As you probe these channel swings, you’re not going to find fish on every single one of them so don’t get spun out. It’s actually a pretty efficient pattern because in my personal experience, I’ve found that if they’re in the area, they normally bite within the first few casts. Also worth noting is the importance of repeated casts—if you catch one, hurry up and unook it. There’s a gigantic chance that there are several more in the exact same area so it’s imperative to put another bait in front of ‘em while they’re actively feeding.
In regards to bait selection, do not overthink things and make ‘em overcomplicated. Grab you a 1/2- or 5/8-ounce jig, a crawfish-style trailer, let it hit the bottom and slowly drag it back towards you. Don’t get all wired up about your color selection if it’s dirty; if it’s sunny, maybe have a little glitter in your trailer and if it’s cloudy, maybe go for a more opaque trailer. I could act like I’m super smart about this stuff and get all kinds of scientific but man… I really don’t think it matters. Put a dark jig in front of ‘em and see what happens. I do, however, tend to lean more towards an oblong-shaped head because it seems to not tumble as much if there is a heavier current.

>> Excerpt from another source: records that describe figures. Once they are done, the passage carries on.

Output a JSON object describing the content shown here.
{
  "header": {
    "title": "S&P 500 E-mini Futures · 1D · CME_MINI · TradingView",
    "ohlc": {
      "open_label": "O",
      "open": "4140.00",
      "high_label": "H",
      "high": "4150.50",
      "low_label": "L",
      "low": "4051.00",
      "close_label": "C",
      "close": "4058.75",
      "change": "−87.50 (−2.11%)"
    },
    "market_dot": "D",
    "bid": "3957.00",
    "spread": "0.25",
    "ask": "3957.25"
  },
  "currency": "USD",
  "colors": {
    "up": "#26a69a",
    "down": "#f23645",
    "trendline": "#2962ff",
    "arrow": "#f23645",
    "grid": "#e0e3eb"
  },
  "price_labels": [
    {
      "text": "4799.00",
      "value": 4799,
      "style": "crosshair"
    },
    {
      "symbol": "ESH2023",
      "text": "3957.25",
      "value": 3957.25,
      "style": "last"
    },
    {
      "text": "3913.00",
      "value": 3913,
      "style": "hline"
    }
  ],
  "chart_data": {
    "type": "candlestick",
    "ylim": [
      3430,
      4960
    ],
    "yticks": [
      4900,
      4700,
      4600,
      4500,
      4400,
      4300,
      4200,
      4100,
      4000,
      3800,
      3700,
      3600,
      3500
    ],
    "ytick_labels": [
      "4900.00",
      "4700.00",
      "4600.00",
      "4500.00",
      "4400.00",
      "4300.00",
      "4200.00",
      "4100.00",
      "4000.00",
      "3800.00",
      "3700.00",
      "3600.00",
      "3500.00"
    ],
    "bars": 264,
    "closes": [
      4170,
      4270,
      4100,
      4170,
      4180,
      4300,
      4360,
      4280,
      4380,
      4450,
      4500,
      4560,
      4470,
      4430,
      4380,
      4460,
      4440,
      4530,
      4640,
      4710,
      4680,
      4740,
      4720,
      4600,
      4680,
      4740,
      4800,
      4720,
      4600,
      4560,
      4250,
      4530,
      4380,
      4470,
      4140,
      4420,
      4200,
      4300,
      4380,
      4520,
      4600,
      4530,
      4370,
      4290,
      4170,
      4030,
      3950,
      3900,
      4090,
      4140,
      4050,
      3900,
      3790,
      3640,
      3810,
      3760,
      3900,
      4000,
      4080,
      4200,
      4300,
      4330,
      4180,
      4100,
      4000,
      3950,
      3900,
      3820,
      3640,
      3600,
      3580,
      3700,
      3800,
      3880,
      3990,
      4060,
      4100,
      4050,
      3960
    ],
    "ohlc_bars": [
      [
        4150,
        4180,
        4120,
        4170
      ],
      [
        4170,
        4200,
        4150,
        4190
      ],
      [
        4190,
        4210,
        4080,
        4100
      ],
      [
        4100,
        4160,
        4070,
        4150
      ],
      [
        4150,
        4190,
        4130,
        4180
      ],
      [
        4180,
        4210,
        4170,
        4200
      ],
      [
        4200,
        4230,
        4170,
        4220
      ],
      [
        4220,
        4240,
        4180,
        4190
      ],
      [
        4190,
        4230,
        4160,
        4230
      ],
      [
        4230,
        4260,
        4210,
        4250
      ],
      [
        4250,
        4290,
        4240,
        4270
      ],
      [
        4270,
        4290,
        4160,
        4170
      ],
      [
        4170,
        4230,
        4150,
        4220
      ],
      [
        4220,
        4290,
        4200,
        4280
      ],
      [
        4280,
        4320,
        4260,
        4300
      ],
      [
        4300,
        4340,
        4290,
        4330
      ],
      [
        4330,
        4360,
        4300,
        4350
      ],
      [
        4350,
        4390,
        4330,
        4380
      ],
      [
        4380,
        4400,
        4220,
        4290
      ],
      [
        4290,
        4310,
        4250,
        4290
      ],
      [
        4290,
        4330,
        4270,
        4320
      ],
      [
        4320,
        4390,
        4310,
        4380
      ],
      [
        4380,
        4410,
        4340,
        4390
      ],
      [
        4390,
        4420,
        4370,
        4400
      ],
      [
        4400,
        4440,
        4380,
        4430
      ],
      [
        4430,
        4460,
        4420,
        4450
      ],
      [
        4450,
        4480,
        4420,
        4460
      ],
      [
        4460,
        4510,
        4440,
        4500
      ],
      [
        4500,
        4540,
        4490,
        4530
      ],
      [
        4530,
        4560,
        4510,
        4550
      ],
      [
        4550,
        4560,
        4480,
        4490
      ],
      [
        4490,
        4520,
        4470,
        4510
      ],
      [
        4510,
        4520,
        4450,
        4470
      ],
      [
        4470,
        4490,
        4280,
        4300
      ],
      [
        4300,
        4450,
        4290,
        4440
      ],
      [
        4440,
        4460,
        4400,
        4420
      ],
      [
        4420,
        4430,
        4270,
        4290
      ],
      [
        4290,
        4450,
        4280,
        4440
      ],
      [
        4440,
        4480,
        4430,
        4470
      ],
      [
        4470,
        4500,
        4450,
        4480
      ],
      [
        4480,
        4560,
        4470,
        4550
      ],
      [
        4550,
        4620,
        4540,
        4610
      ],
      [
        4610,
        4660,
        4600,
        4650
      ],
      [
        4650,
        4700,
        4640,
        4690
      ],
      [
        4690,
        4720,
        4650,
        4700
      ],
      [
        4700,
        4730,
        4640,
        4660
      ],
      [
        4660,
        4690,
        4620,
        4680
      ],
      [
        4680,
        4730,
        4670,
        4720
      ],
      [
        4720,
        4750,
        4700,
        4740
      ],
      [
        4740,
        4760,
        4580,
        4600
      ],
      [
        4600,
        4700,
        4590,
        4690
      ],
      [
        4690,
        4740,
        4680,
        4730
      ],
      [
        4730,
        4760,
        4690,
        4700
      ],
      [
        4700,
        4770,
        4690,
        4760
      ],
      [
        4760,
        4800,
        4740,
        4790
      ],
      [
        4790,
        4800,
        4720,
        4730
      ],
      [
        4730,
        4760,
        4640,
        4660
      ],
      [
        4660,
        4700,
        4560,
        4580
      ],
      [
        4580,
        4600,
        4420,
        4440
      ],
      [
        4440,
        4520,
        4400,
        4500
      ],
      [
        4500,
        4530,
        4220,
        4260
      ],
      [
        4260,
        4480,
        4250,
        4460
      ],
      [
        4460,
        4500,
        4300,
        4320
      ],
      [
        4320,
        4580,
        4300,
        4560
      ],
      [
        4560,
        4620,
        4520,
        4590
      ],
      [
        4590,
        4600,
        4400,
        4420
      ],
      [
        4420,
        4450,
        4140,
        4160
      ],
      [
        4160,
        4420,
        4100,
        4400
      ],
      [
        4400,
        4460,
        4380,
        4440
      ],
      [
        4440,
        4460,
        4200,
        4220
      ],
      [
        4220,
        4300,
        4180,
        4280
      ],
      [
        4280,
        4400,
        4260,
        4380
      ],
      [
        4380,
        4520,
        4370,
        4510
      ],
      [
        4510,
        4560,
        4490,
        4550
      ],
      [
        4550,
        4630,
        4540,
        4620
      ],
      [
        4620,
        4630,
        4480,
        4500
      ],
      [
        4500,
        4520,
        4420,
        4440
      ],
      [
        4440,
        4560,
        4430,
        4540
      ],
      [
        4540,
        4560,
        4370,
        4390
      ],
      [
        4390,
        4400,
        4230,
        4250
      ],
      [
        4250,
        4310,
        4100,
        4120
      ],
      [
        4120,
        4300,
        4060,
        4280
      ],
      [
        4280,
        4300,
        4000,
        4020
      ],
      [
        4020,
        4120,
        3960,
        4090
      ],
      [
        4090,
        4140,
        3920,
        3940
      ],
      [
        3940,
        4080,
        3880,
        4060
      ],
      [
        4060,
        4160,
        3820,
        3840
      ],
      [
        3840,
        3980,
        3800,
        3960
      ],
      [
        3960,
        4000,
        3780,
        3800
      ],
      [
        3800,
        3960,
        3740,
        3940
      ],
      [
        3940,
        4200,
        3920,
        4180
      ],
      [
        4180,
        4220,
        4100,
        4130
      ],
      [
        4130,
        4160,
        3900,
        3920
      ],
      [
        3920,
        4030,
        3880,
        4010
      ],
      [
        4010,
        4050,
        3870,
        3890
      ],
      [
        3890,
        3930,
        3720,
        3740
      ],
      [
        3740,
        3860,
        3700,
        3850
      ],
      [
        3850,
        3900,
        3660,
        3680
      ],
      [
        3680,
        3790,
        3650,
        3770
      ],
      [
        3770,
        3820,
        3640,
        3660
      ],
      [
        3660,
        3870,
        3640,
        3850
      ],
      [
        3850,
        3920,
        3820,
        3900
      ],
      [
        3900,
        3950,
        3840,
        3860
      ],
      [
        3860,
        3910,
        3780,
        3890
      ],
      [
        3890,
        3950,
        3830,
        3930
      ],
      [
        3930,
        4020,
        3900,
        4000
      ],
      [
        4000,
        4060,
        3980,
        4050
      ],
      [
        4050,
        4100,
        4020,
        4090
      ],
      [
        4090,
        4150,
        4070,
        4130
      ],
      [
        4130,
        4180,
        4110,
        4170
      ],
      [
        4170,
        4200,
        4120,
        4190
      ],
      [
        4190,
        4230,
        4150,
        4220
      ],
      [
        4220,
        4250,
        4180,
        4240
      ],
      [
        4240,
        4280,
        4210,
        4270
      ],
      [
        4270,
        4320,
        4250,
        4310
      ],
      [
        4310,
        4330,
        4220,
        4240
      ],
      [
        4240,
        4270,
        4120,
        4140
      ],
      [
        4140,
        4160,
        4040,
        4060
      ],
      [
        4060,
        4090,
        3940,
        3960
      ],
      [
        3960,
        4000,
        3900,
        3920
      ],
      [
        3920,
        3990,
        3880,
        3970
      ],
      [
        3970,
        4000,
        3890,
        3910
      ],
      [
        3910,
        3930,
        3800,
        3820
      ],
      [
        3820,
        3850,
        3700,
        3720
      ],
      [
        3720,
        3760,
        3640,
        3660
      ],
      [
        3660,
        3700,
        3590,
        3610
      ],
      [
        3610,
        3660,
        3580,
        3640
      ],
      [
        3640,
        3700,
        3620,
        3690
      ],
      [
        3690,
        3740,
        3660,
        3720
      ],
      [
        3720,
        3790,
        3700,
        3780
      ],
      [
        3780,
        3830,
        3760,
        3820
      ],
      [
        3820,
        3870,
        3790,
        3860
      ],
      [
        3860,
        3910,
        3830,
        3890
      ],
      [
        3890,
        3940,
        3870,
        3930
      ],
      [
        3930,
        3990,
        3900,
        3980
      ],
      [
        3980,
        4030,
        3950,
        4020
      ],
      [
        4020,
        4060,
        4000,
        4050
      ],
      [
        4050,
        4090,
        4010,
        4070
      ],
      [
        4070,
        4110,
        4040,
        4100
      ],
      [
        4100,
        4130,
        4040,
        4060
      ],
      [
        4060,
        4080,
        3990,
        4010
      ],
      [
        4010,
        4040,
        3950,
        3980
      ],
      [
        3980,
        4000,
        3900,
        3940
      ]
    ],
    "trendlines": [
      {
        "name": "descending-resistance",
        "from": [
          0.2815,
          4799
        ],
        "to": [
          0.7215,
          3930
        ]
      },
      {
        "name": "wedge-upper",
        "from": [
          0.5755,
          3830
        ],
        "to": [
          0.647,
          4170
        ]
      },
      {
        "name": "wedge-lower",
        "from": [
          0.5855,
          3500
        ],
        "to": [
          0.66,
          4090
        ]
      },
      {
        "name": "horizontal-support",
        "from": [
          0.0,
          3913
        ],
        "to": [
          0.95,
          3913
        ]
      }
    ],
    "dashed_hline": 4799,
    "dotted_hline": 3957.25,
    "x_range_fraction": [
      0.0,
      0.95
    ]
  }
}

I normally use a 7-foot, 6-inch heavy-action rod because the added length helps me make longer casts which allows me to stay further away from the presumed strike zone. Line selection can also be important, in my opinion. I’ll either use 17- or 20-pound fluorocarbon line but I’m certainly not afraid to use 50-pound braided line either because it casts like a rocket.
The bottom line? We’re all getting sick of this time of year. But if it’s going to be cold and nasty out there, we might as well do our best to get off the couch and get a few bites. This is one pattern that will do that if you remain patient. Follow these tips, bundle up and keep a cool head on the water and you’re going to scratch the itch and cure a little bit of that cabin fever we all have.